Now in both the case of Kierkegaard and Camus, it may well be said that neither these concepts really describe the human being’s place in relation to Truth. That is, our world is not absurd when you take what God has said as the world itself. God has created a rational, meaningful, purposed world – to call it “absurd” is to deny God’s design and insult God’s wisdom. But the wisdom of God is foolishness to us. What human being of his or her own accord can stomach Truth without repulsion? Who has kept the commandments handed down to us without failing? Who has managed God’s design?

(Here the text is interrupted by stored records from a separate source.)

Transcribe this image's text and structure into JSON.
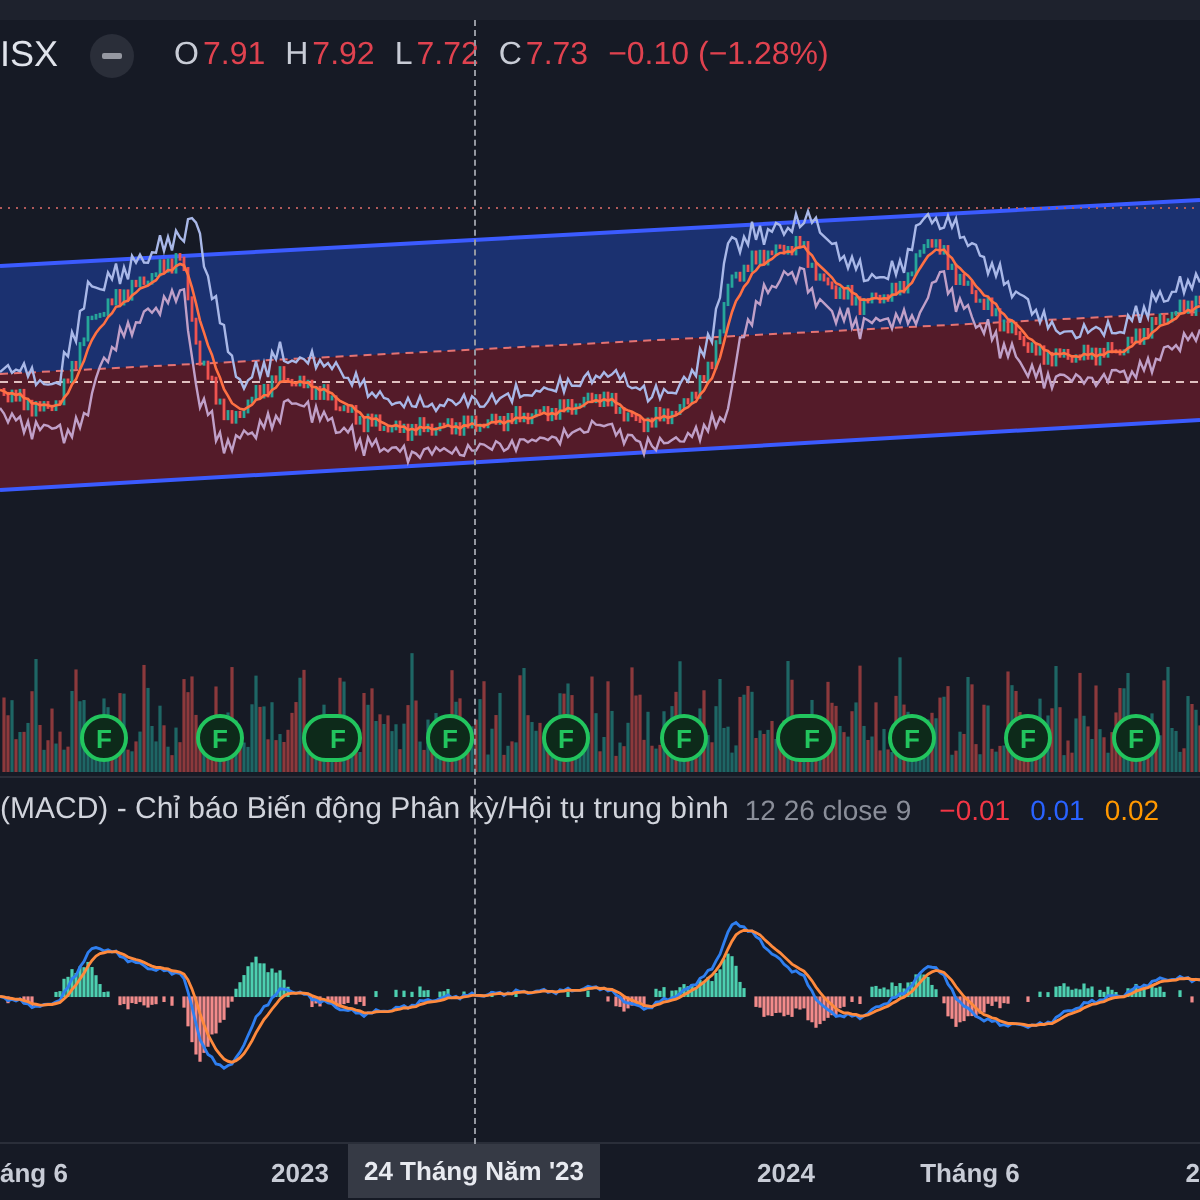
{
  "legend": {
    "symbol": "ISX",
    "ohlc": [
      {
        "label": "O",
        "value": "7.91"
      },
      {
        "label": "H",
        "value": "7.92"
      },
      {
        "label": "L",
        "value": "7.72"
      },
      {
        "label": "C",
        "value": "7.73"
      }
    ],
    "change": "−0.10 (−1.28%)"
  },
  "markers": [
    {
      "label": "F",
      "kind": "single"
    },
    {
      "label": "F",
      "kind": "single"
    },
    {
      "label": "F",
      "kind": "double"
    },
    {
      "label": "F",
      "kind": "single"
    },
    {
      "label": "F",
      "kind": "single"
    },
    {
      "label": "F",
      "kind": "single"
    },
    {
      "label": "F",
      "kind": "double"
    },
    {
      "label": "F",
      "kind": "single"
    },
    {
      "label": "F",
      "kind": "single"
    },
    {
      "label": "F",
      "kind": "single"
    }
  ],
  "macd": {
    "title": "(MACD) - Chỉ báo Biến động Phân kỳ/Hội tụ trung bình",
    "params": "12 26 close 9",
    "values": [
      {
        "text": "−0.01",
        "color": "#f23645"
      },
      {
        "text": "0.01",
        "color": "#2962ff"
      },
      {
        "text": "0.02",
        "color": "#ff9800"
      }
    ]
  },
  "time_axis": [
    {
      "label": "áng 6",
      "kind": "tick"
    },
    {
      "label": "2023",
      "kind": "tick"
    },
    {
      "label": "24 Tháng Năm '23",
      "kind": "cursor"
    },
    {
      "label": "2024",
      "kind": "tick"
    },
    {
      "label": "Tháng 6",
      "kind": "tick"
    },
    {
      "label": "2",
      "kind": "tick"
    }
  ]
}
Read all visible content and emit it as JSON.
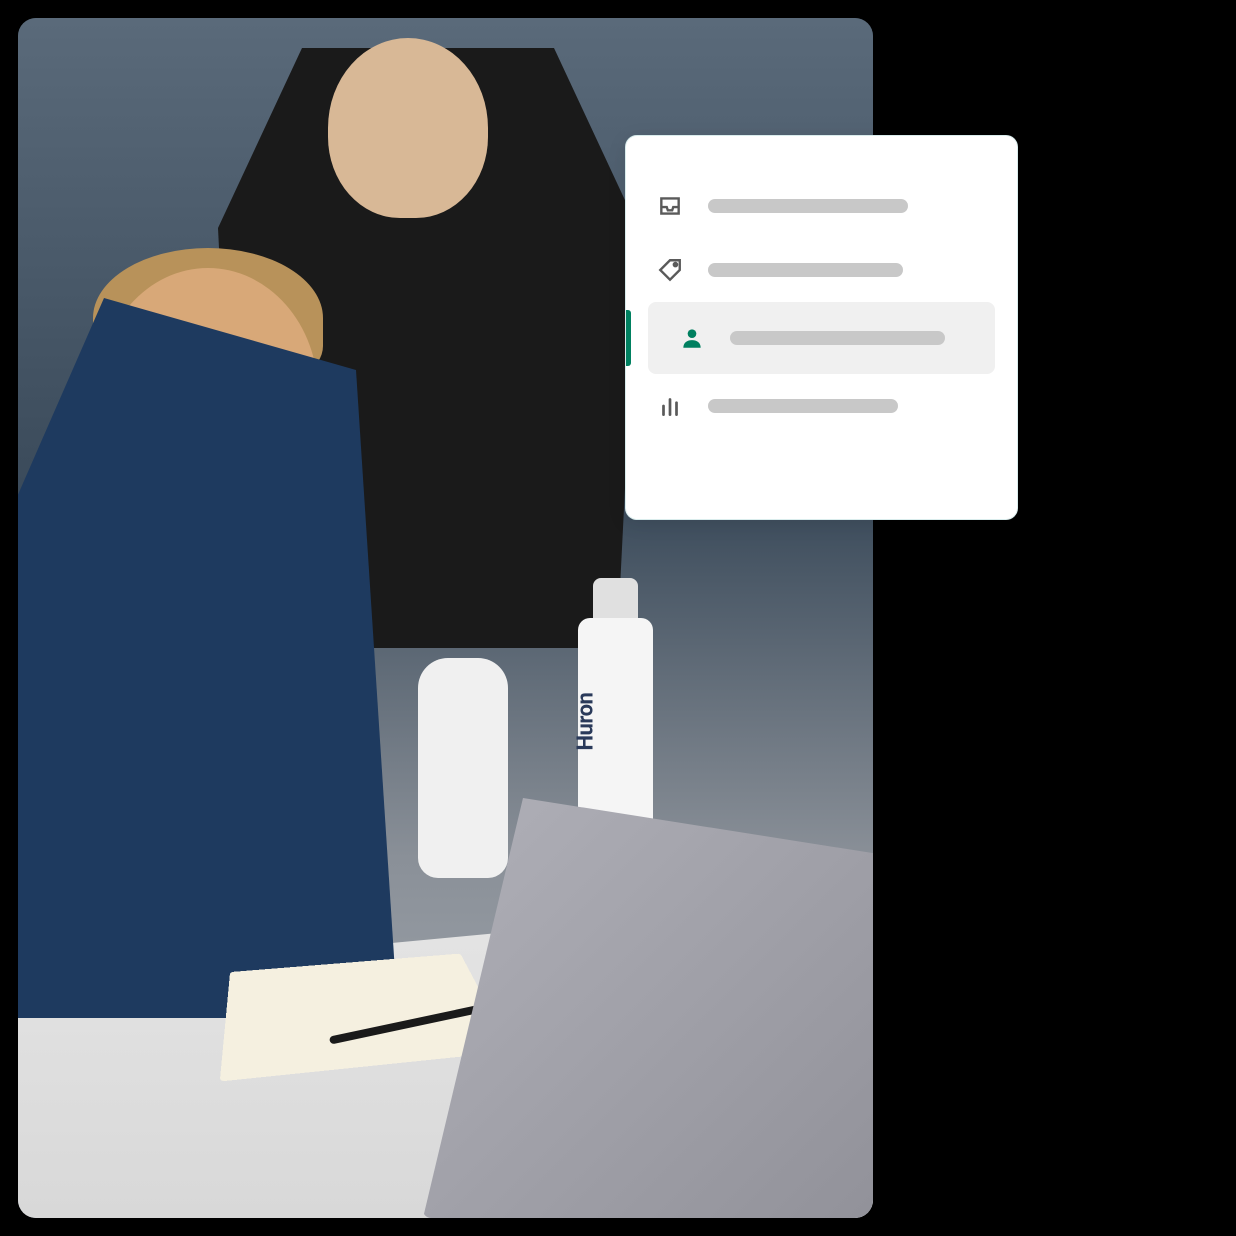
{
  "photo": {
    "description": "Two men at a desk reviewing products with a laptop",
    "product_brand": "Huron"
  },
  "ui_panel": {
    "items": [
      {
        "icon": "inbox",
        "active": false
      },
      {
        "icon": "tag",
        "active": false
      },
      {
        "icon": "person",
        "active": true
      },
      {
        "icon": "analytics",
        "active": false
      }
    ],
    "colors": {
      "accent": "#008060",
      "placeholder": "#c8c8c8",
      "active_bg": "#f0f0f0"
    }
  }
}
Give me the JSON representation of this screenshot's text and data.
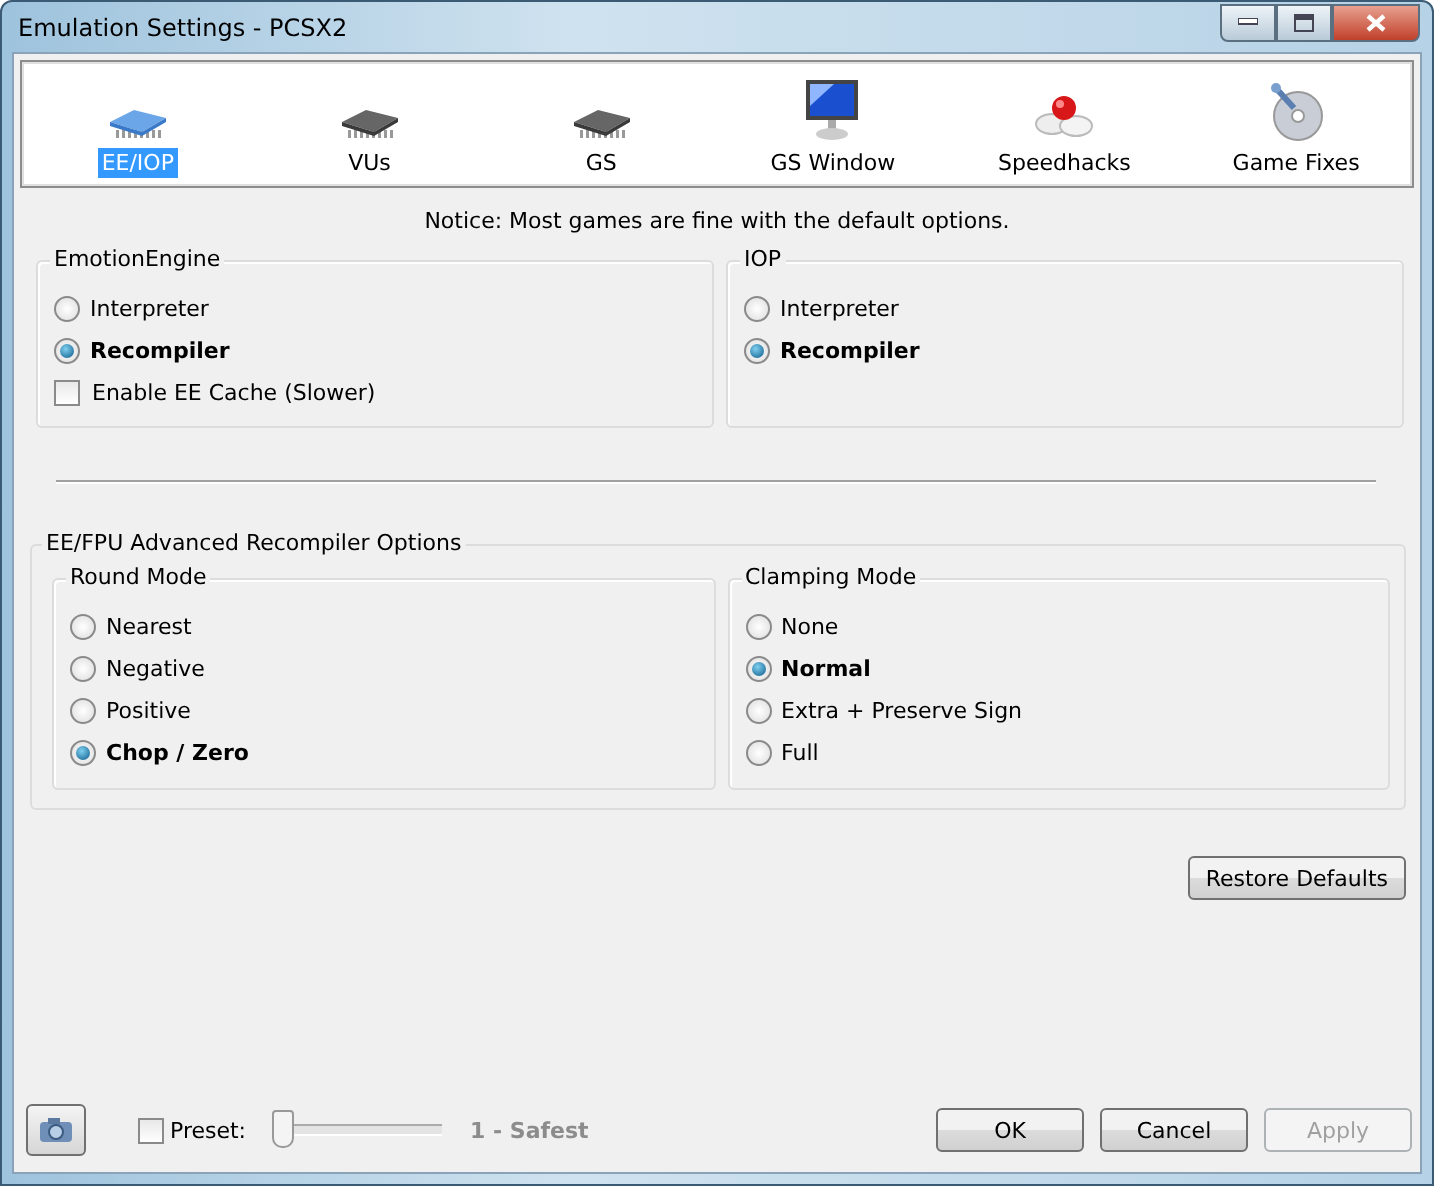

Who has not contradicted the will of God in his or her intentions and actions?

The Truth is ridiculous in the world of human beings and it is impossible to draw life from Truth. Truth is absurd.But, for the philosopher or the thinker who lives in the meaningless world and recognizes the absurdity of Truth, and who despairs because of it, God has made preparations. We have a God who makes the absurd into reality, a God who dies though immortal, who is three and one, who is truly man. And, above all, this God has put us right. Now these things, in themselves, are not the Absurd, though they are absurd to us. The real absurdity in it all, is to pick up and carry on with Truth even when all the world should accuse you of ignorance.

It is to seek to realize the Truth, to live as God lives, to believe what God says when he calls us a new creation, New Adams, little Christs in this world. It is hungering for righteousness with the full knowledge of sin; the recognition of life as its own purpose and glory when everywhere the grave beckons us. In short, it is delighting in life in spite of the world.

In so many things, those human beings whose condition has been tempered with whatever their parents and authorities have called reason and rational, the Absurd is but around the corner for them. If the Truth can take shape as reasonable to all men, by the grace of God, it may also take shape as absurd to all men who are, in themselves, absurd.